After publishing The Semantics of Python Import and explicating on the history and internals of how Python turns source code into running operations, I thought I had a pretty clear idea of what to do next. I extended Hy such that it was now possible to write an entire Django application in a Lisp dialect, which was cool, and started on Catalogia, a program that would help me index, search, clean up and organize my music collection. The idea behind Catalogia was to demonstrate that writing an entire Django application in Hy was possible. I’ve done that, even going so far as to demonstrate that it’s possible to replace the boilerplate of generic views with a Lisp macro to generate the boilerplate automatically at compile-time.

The problem is that Catalogia isn’t done, but I’m already bored with it. This is a classic problem in side projects, I know, but I’m trying to figure out what to do with it.

What I’d really like to do, now that I’ve got a viable Lisp running on and auto-transpiling to Python, is write even more tools to extend Hy even further. I don’t like the existing suite of PEGs for Python; I’m completely spoiled by David Majda’s PEG.js, which marries PEG to Javascript with the absolute minimal amount of boiler plate possible; I’d like to port something that succint to Python. Lexer/Parser technology is one of those spaces that’s assumed to be “solved,” but there are still places where it could be better, especially in the UX of the development process, and there’s also an entirely new Lexer/Parser theory called the Derivatives of Determinite Finite Automata that has one implementation (in Racket, natch) that I’d like to see happening in a popular language like Python.

What I’d also like to do is strike out on my own and build on the experience Hy gave me to build a language research platform for Python. Something like GardenSnake, but complete, on top of which it would be easy, even trivial, to add new tiles that construct whole new operators in Python. I’d like to be able to pipe and compose Python instructions in a point-free syntax; how cool would that be without having to run through a transpiler? Just write in this “extended” Python, call Python, run Python, and have it work. (Psst: Polyloader is a key component of this idea.) Something that could be rolled back simply, providing plug-and-play additions to the Python grammar/compiler, just by adding a single call in your script to polyloader.install()?

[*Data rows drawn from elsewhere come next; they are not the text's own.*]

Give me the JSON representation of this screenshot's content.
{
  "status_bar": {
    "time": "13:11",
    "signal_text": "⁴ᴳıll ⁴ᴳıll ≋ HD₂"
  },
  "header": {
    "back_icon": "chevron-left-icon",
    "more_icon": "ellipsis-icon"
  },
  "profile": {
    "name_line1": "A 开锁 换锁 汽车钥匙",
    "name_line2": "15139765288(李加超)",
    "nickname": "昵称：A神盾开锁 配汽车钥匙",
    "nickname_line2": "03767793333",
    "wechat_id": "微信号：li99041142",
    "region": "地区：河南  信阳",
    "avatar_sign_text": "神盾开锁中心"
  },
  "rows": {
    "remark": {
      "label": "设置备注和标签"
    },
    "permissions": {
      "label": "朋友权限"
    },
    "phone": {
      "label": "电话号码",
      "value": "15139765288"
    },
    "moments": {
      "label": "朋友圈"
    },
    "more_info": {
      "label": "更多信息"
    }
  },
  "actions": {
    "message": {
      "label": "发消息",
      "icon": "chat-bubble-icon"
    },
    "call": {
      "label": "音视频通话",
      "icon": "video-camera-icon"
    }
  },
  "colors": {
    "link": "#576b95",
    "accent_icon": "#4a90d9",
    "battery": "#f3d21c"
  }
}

Meanwhile, all the other desires are piling up. I want to run through this class, and this class. (I already have the textbooks.) I want to move this blog off effin’ WordPress onto something sane, and then Dockerize the sanity. I want to finish my basic editor for my stories, with all the front-end stuff that’s been missing for so long, and do a visual refresh, and all the other critical things that happen when the Web Guy’s Website Doesn’t Get Revamped.

I really should commit to Catalogia. I’m just afraid of it becoming popular.